I'm not a dietician, but after reading this article, I thought back to all the people I know who've been successful at losing weight in the past five or six years, and all the people I know who haven't been. Universally, the crazy guys who ordered triple-cheeseburgers but eschewed the buns are the ones who can see their toes today, while the fat-free miseries that the rest of us endured have come to nowt but extra rolls.

As a result, the major trends in American diets since the late 70's, according to the U.S.D.A. agricultural economist Judith Putnam, have been a decrease in the percentage of fat calories and a "greatly increased consumption of carbohydrates." To be precise, annual grain consumption has increased almost 60 pounds per person, and caloric sweeteners (primarily high-fructose corn syrup) by 30 pounds. At the same time, we suddenly began consuming more total calories: now up to 400 more each day since the government started recommending low-fat diets.

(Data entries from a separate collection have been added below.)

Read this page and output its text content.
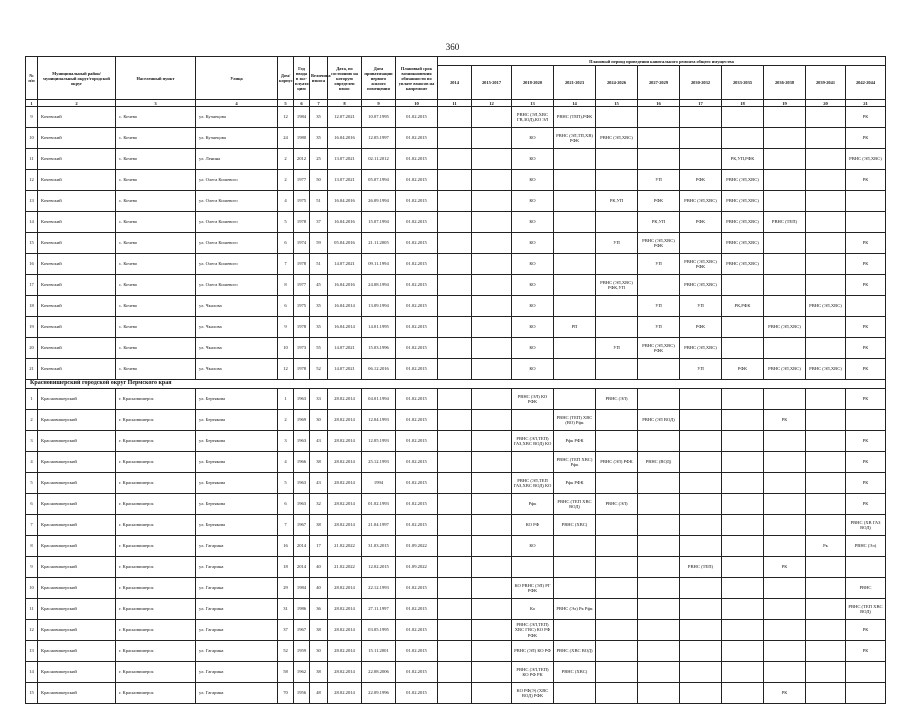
360
№ п/п	Муниципальный район/ муниципальный округ/городской округ	Населенный пункт	Улица	Дом/ корпус	Год ввода в экс-плуата-цию	Величина износа	Дата, по состоянию на которую определен износ	Дата приватизации первого жилого помещения	Плановый срок возникновения обязанности по уплате взносов на капремонт	Плановый период проведения капитального ремонта общего имущества										
										2014	2015-2017	2018-2020	2021-2023	2024-2026	2027-2029	2030-2032	2033-2035	2036-2038	2039-2041	2042-2044
1	2	3	4	5	6	7	8	9	10	11	12	13	14	15	16	17	18	19	20	21
9	Кочевский	с. Кочево	ул. Кузнецова	12	1984	35	12.07.2021	10.07.1995	01.02.2015			РВНС (ЭЛ,ХВС ГВ,ЗОД),КО ЭЛ	РВНС (ТЕП),РФК							РК
10	Кочевский	с. Кочево	ул. Кузнецова	24	1980	35	16.04.2016	12.05.1997	01.02.2015			КО	РВНС (ЭЛ,ТП,ХВ) РФК	РВНС (ЭЛ,ХВС)						РК
11	Кочевский	с. Кочево	ул. Ленина	2	2012	25	13.07.2021	02.11.2012	01.02.2015			КО					РК,УП,РФК			РВНС (ЭЛ,ХВС)
12	Кочевский	с. Кочево	ул. Олега Кошевого	2	1977	50	13.07.2021	05.07.1994	01.02.2015			КО			УП	РФК	РВНС (ЭЛ,ХВС)			РК
13	Кочевский	с. Кочево	ул. Олега Кошевого	4	1975	51	16.04.2016	26.09.1994	01.02.2015			КО		РК,УП	РФК	РВНС (ЭЛ,ХВС)	РВНС (ЭЛ,ХВС)			
14	Кочевский	с. Кочево	ул. Олега Кошевого	5	1978	37	16.04.2016	15.07.1994	01.02.2015			КО			РК,УП	РФК	РВНС (ЭЛ,ХВС)	РВНС (ТЕП)		
15	Кочевский	с. Кочево	ул. Олега Кошевого	6	1974	59	05.04.2016	21.11.2005	01.02.2015			КО		УП	РВНС (ЭЛ,ХВС) РФК		РВНС (ЭЛ,ХВС)			РК
16	Кочевский	с. Кочево	ул. Олега Кошевого	7	1978	51	14.07.2021	09.11.1994	01.02.2015			КО			УП	РВНС (ЭЛ,ХВС) РФК	РВНС (ЭЛ,ХВС)			РК
17	Кочевский	с. Кочево	ул. Олега Кошевого	8	1977	45	16.04.2016	24.08.1994	01.02.2015			КО		РВНС (ЭЛ,ХВС) РФК,УП		РВНС (ЭЛ,ХВС)				РК
18	Кочевский	с. Кочево	ул. Чкалова	6	1975	35	16.04.2014	13.09.1994	01.02.2015			КО			УП	УП	РК,РФК		РВНС (ЭЛ,ХВС)	
19	Кочевский	с. Кочево	ул. Чкалова	9	1978	35	16.04.2014	14.01.1995	01.02.2015			КО	РП		УП	РФК		РВНС (ЭЛ,ХВС)		РК
20	Кочевский	с. Кочево	ул. Чкалова	10	1973	55	14.07.2021	15.03.1996	01.02.2015			КО		УП	РВНС (ЭЛ,ХВС) РФК	РВНС (ЭЛ,ХВС)				РК
21	Кочевский	с. Кочево	ул. Чкалова	12	1978	52	14.07.2021	06.12.2016	01.02.2015			КО				УП	РФК	РВНС (ЭЛ,ХВС)	РВНС (ЭЛ,ХВС)	РК
Красновишерский городской округ Пермского края																				
1	Красновишерский	г. Красновишерск	ул. Бертякова	1	1963	33	28.02.2014	04.01.1994	01.02.2015			РВНС (ЭЛ) КО РФК		РВНС (ЭЛ)						РК
2	Красновишерский	г. Красновишерск	ул. Бертякова	2	1969	30	28.02.2014	12.04.1993	01.02.2015				РВНС (ТЕП) ХВС (ВО) Рфк		РВНС (ЭЛ ВОД)			РК		
3	Красновишерский	г. Красновишерск	ул. Бертякова	3	1963	43	28.02.2014	12.05.1993	01.02.2015			РВНС (ЭЛ,ТЕП) ГАЗ,ХВС ВОД) КО	Рфк РФК							РК
4	Красновишерский	г. Красновишерск	ул. Бертякова	4	1966	38	28.02.2014	25.12.1993	01.02.2015				РВНС (ТЕП ХВС) Рфк	РВНС (ЭЛ) РФК	РВНС (ВОД)					РК
5	Красновишерский	г. Красновишерск	ул. Бертякова	5	1963	43	28.02.2014	1994	01.02.2015			РВНС (ЭЛ,ТЕП ГАЗ,ХВС ВОД) КО	Рфк РФК							РК
6	Красновишерский	г. Красновишерск	ул. Бертякова	6	1963	32	28.02.2014	01.02.1993	01.02.2015			Рфк	РВНС (ТЕП ХВС ВОД)	РВНС (ЭЛ)						РК
7	Красновишерский	г. Красновишерск	ул. Бертякова	7	1967	38	28.02.2014	21.04.1997	01.02.2015			КО РФ	РВНС (ХВС)							РВНС (ХВ ГАЗ ВОД)
8	Красновишерский	г. Красновишерск	ул. Гагарина	16	2014	17	21.02.2022	31.03.2015	01.09.2022			КО							Рк	РВНС (Эл)
9	Красновишерский	г. Красновишерск	ул. Гагарина	18	2014	40	21.02.2022	12.02.2015	01.09.2022							РВНС (ТЕП)		РК		
10	Красновишерский	г. Красновишерск	ул. Гагарина	29	1984	40	28.02.2014	22.12.1993	01.02.2015			КО РВНС (ЭЛ) РГ РФК								РВНС
11	Красновишерский	г. Красновишерск	ул. Гагарина	31	1986	36	28.02.2014	27.11.1997	01.02.2015			Ко	РВНС (Эл) Рк Рфк							РВНС (ТЕП ХВС ВОД)
12	Красновишерский	г. Красновишерск	ул. Гагарина	37	1967	38	28.02.2014	03.05.1995	01.02.2015			РВНС (ЭЛ,ТЕП) ХВС ГВС) КО РФ РФК								РК
13	Красновишерский	г. Красновишерск	ул. Гагарина	52	1959	30	28.02.2014	15.11.2001	01.02.2015			РВНС (ЭЛ) КО РФ	РВНС (ХВС ВОД)							РК
14	Красновишерский	г. Красновишерск	ул. Гагарина	58	1962	38	28.02.2014	22.08.2006	01.02.2015			РВНС (ЭЛ,ТЕП) КО РФ РК	РВНС (ХВС)							
15	Красновишерский	г. Красновишерск	ул. Гагарина	70	1956	48	28.02.2014	22.09.1996	01.02.2015			КО РФ(Э) (ХВС ВОД) РФК						РК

If these trends are correct, then the obesity epidemic can certainly be explained by Americans' eating more calories than ever — excess calories, after all, are what causes us to gain weight — and, specifically, more carbohydrates. The question is why?

The answer provided by Endocrinology 101 is that we are simply hungrier than we were in the 70's, and the reason is physiological more than psychological. In this case, the salient factor — ignored in the pursuit of fat and its effect on cholesterol — is how carbohydrates affect blood sugar and insulin. In fact, these were obvious culprits all along, which is why Atkins and the low-carb-diet doctors pounced on them early.